La série de Netflix, réalisée en partenariat avec la BBC, sur la trace du serial killer français des années 70, Charles Sobhraj, qui sévissait sur le continent asiatique, offre un écrin à Tahar Rahim, impeccable, glacial et manipulateur.
S’attaquer à un fait divers réel, sanglant et récent, alors que protagonistes et familles de victimes sont encore en vie, peut s’avérer périlleux. Pour les justes et exigeants Unbelievable et When They See Us, récompensés de deux Emmy Awards, combien de minables Esprits criminels et autres douteux American True Story, en particulier celui consacré au meurtre du couturier Gianni Versace ? Trop. Le Serpent n’est pas de ceux-là.

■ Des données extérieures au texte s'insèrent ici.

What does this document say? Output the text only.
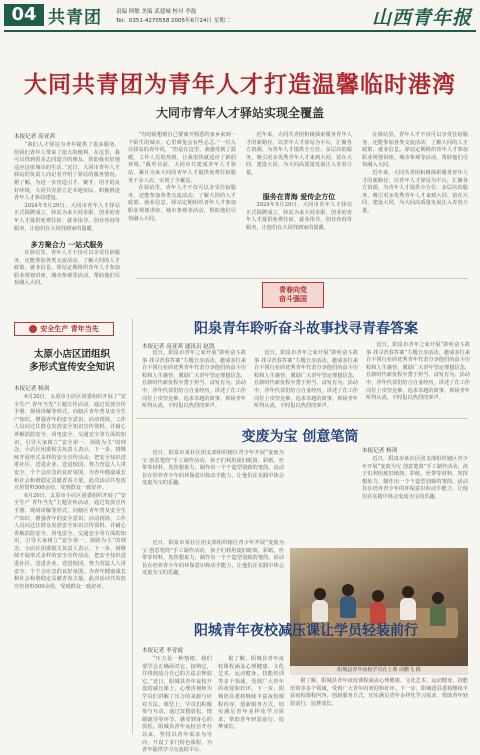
04 共青团	责编 阿敏 美编 武建城 校对 李磊
Tel：0351-4270558 2005年6月24日 星期二	山西青年报
大同共青团为青年人才打造温馨临时港湾
大同市青年人才驿站实现全覆盖
本报记者 高亚茜

“我们人才驿站为青年提供了很多服务，给我们青年人带来了很大的便利，在这里，我可以找到很多志同道合的朋友，帮助我更好地适应这座城市的生活。”近日，大同市青年人才驿站的负责人向记者介绍了驿站的服务情况。据了解，为进一步营造引才、聚才、用才的良好环境，大同共青团立足本地实际，积极推进青年人才驿站建设。

2024年5月29日，大同市青年人才驿站正式揭牌成立，驿站为来大同求职、创业的青年人才提供免费住宿、就业指导、创业咨询等服务，让他们在大同找到家的温暖。

多方聚合力 一站式服务

在驿站里，青年人才不仅可以享受住宿服务，还能参加各类交流活动，了解大同的人才政策、就业信息。驿站定期组织青年人才参加职业规划讲座、城市参观等活动，帮助他们尽快融入大同。

“有时候想到自己要离开熟悉的家乡来到一个陌生的城市，心里难免会有些忐忑。”一位入住驿站的青年说，“但是在这里，我感受到了温暖，工作人员很热情，让我很快就适应了新的环境。”截至目前，大同市共建成青年人才驿站，累计为来大同的青年人才提供免费住宿服务千余人次，实现了全覆盖。

在驿站里，青年人才不仅可以享受住宿服务，还能参加各类交流活动，了解大同的人才政策、就业信息。驿站定期组织青年人才参加职业规划讲座、城市参观等活动，帮助他们尽快融入大同。

近年来，大同共青团积极探索服务青年人才的新路径，以青年人才驿站为平台，汇聚各方资源，为青年人才提供全方位、多层次的服务，吸引更多优秀青年人才来到大同、留在大同、建设大同，为大同高质量发展注入青春力量。

服务在青海 爱传企方位

2024年5月29日，大同市青年人才驿站正式揭牌成立，驿站为来大同求职、创业的青年人才提供免费住宿、就业指导、创业咨询等服务，让他们在大同找到家的温暖。

在驿站里，青年人才不仅可以享受住宿服务，还能参加各类交流活动，了解大同的人才政策、就业信息。驿站定期组织青年人才参加职业规划讲座、城市参观等活动，帮助他们尽快融入大同。

近年来，大同共青团积极探索服务青年人才的新路径，以青年人才驿站为平台，汇聚各方资源，为青年人才提供全方位、多层次的服务，吸引更多优秀青年人才来到大同、留在大同、建设大同，为大同高质量发展注入青春力量。

安全生产 青年当先
太原小店区团组织
多形式宣传安全知识
本报记者 杨剑

6月20日，太原市小店区团委组织开展了“安全生产 青年当先”主题宣传活动，通过发放宣传手册、现场讲解等形式，向辖区青年普及安全生产知识，增强青年的安全意识。活动现场，工作人员向过往群众发放安全知识宣传资料，并耐心讲解消防安全、用电安全、交通安全等方面的知识，引导大家树立“安全第一、预防为主”的理念。小店区团委相关负责人表示，下一步，将继续开展形式多样的安全宣传活动，把安全知识送进社区、送进企业、送进校园，努力营造人人讲安全、个个会应急的良好氛围，为青年健康成长和社会和谐稳定贡献青春力量。此次活动共发放宣传资料500余份，受到群众一致好评。

6月20日，太原市小店区团委组织开展了“安全生产 青年当先”主题宣传活动，通过发放宣传手册、现场讲解等形式，向辖区青年普及安全生产知识，增强青年的安全意识。活动现场，工作人员向过往群众发放安全知识宣传资料，并耐心讲解消防安全、用电安全、交通安全等方面的知识，引导大家树立“安全第一、预防为主”的理念。小店区团委相关负责人表示，下一步，将继续开展形式多样的安全宣传活动，把安全知识送进社区、送进企业、送进校园，努力营造人人讲安全、个个会应急的良好氛围，为青年健康成长和社会和谐稳定贡献青春力量。此次活动共发放宣传资料500余份，受到群众一致好评。

青春向党
奋斗强国
阳泉青年聆听奋斗故事找寻青春答案
本报记者 高亚茜 通讯员 赵凯

近日，阳泉市青年之家开展“聆听奋斗故事 找寻青春答案”主题分享活动，邀请多位来自不同行业的优秀青年代表分享他们的奋斗历程和人生感悟，激励广大青年坚定理想信念，在新时代新征程中勇于担当、奋发有为。活动中，青年代表们结合自身经历，讲述了在工作岗位上攻坚克难、追求卓越的故事，现场青年听得认真，不时报以热烈的掌声。

近日，阳泉市青年之家开展“聆听奋斗故事 找寻青春答案”主题分享活动，邀请多位来自不同行业的优秀青年代表分享他们的奋斗历程和人生感悟，激励广大青年坚定理想信念，在新时代新征程中勇于担当、奋发有为。活动中，青年代表们结合自身经历，讲述了在工作岗位上攻坚克难、追求卓越的故事，现场青年听得认真，不时报以热烈的掌声。

近日，阳泉市青年之家开展“聆听奋斗故事 找寻青春答案”主题分享活动，邀请多位来自不同行业的优秀青年代表分享他们的奋斗历程和人生感悟，激励广大青年坚定理想信念，在新时代新征程中勇于担当、奋发有为。活动中，青年代表们结合自身经历，讲述了在工作岗位上攻坚克难、追求卓越的故事，现场青年听得认真，不时报以热烈的掌声。

变废为宝 创意笔筒

近日，阳泉市某社区团支部组织辖区青少年开展“变废为宝 创意笔筒”手工制作活动，孩子们利用废旧纸筒、彩纸、丝带等材料，发挥想象力，制作出一个个造型别致的笔筒。活动旨在培养青少年的环保意识和动手能力，让他们在实践中体会变废为宝的乐趣。

本报记者 杨剑

近日，阳泉市某社区团支部组织辖区青少年开展“变废为宝 创意笔筒”手工制作活动，孩子们利用废旧纸筒、彩纸、丝带等材料，发挥想象力，制作出一个个造型别致的笔筒。活动旨在培养青少年的环保意识和动手能力，让他们在实践中体会变废为宝的乐趣。

近日，阳泉市某社区团支部组织辖区青少年开展“变废为宝 创意笔筒”手工制作活动，孩子们利用废旧纸筒、彩纸、丝带等材料，发挥想象力，制作出一个个造型别致的笔筒。活动旨在培养青少年的环保意识和动手能力，让他们在实践中体会变废为宝的乐趣。

阳城县青年夜校学员在上课 周鹏飞 摄
阳城青年夜校减压课让学员轻装前行
本报记者 李青霞

“压力是一种情绪，我们要学会正确面对它，接纳它，并找到适合自己的方法去释放它。”近日，阳城县青年夜校开设的减压课上，心理咨询师为学员们讲解了压力的来源与应对方法。课堂上，学员们积极参与互动，通过冥想放松、情绪疏导等环节，感受到身心的放松。阳城县青年夜校自开办以来，坚持以青年需求为导向，开设了多门特色课程，为青年提供学习交流的平台。

据了解，阳城县青年夜校课程涵盖心理健康、文化艺术、运动健身、技能培训等多个领域，受到广大青年的欢迎和好评。下一步，阳城团县委将继续丰富夜校课程内容，创新服务方式，切实满足青年多样化学习需求，帮助青年轻装前行、追梦成长。

据了解，阳城县青年夜校课程涵盖心理健康、文化艺术、运动健身、技能培训等多个领域，受到广大青年的欢迎和好评。下一步，阳城团县委将继续丰富夜校课程内容，创新服务方式，切实满足青年多样化学习需求，帮助青年轻装前行、追梦成长。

La mini-série de huit épisodes, réalisée par Hans Herbots et Tom Shanhland, retrace la traque du tueur en série français d’origine indo-vietnamienne Charles Sobhraj, qui s’attaquait aux routards séduits par les paradis spirituels et opiacés du continent asiatique des années 1970, et s’ancre sur deux années : 1975 et 1976.
L'ENQUÊTE D'UN DIPLOMATE
À cette époque, Charles Sobhraj, surnommé le Serpent en raison de son sang-froid et de sa capacité à passer sans bruit entre les mailles du filet des polices internationales, vit à Bangkok, se fait appeler Alain Gautier, et se prétend marchand de pierres précieuses. Avec sa petite amie, Marie-Andrée Leclerc, une Québécoise rebaptisée Monique, et un homme de main, Ajay Chowdhury, ils rabattent dans leur antre, le Kanith House (combo d’appartements pour expatriés et touristes de toute nationalité où ils donnent des « pool parties » endiablées) des jeunes égarés sur le « hippie trail », les empoisonnent sous prétexte de les guérir de leurs troubles digestifs, les détroussent de leurs liquidités, bijoux et passeport, usurpent leur identité, et, pour nombre d’entre eux, 18 au total, les liquident froidement et salement.
Mais en novembre 1975, alors que deux ressortissants néerlandais vont disparaître pour être retrouvés un mois plus tard, carbonisés dans un champ, un jeune diplomate de l’ambassade des Pays-Bas, Herman Knippenberg, va s’improviser enquêteur et lancer la traque du Serpent, quitte à en perdre raison, poste et épouse. Cette quête sera celle de sa vie, car le Serpent, arrêté en Inde, en 1976, réussira à s’échapper de prison de New Delhi en 1986, en donnant des somnifères à ses gardiens, pour n’être réellement rattrapé qu’en… 2003, au Népal, où il purge une peine à vie.
SEUL OMBRE AU TABLEAU, L'ACCENT DE JENNA COLEMAN
C’est peu dire que Tahar Rahim, acteur césarisé pour Un prophète de Jacques Audiard en 2010 et nommé aux Golden Globes pour Désigné coupable, est impressionnant dans le rôle de Charles Sobhraj. Tout en muscles – lors du tournage, il a fait du sport à outrance pour se purger des noirs instincts de son personnage –, cols pelles à tarte, pantalon pat d’eph, prothèses faciales et regard glacial, il campe avec conviction ce tueur psychopathe, manipulateur, séducteur et mégalomane.
À ses côtés, la star britannique Jenna Coleman (Victoria) incarne sa maîtresse et complice, Marie-Andrée-Monique. Son jeu n’est pas à remettre en cause. Mais, et c’est la seule ombre au tableau du Serpent, on ne saisit pas pourquoi, alors le personnage parle dans un français teinté d’accent oxfordien alors que Jenna Coleman est Québécoise. C’est simple : lorsqu’elle s’exprime en français, on ne comprend rien ! Et pis, lorsque les deux amants meurtriers tissent leur toile criminelle, ils le font sans distinction en anglais et en français, et là, on sent poindre l’alibi britannique requis par la production britannique. De même qu’on ne parvient à réellement élucider les raisons pour lesquelles Charles Sobhraj, petit escroc malin aura basculé dans le crime. Tout juste si sa mère ose confier à Marie-Andrée que son père était comme lui, un pervers « difficile à aimer ».
Il n’empêche : la série esquisse au mieux le maillage de la personnalité de celui que les médias appelèrent le « bikini killer », cet homme qui, disait-il, voulait se venger des bourgeois méprisant un métis et rêvait de construire, à l’instar de Charles Manson, une famille autour de lui. Il aura réussi l’espace de deux années. En recréant très justement l’époque – décors, accessoires, costumes et bande-son – et en tissant une ambiance poisseuse, malsaine et angoissante, Le Serpent distille à merveille son venin.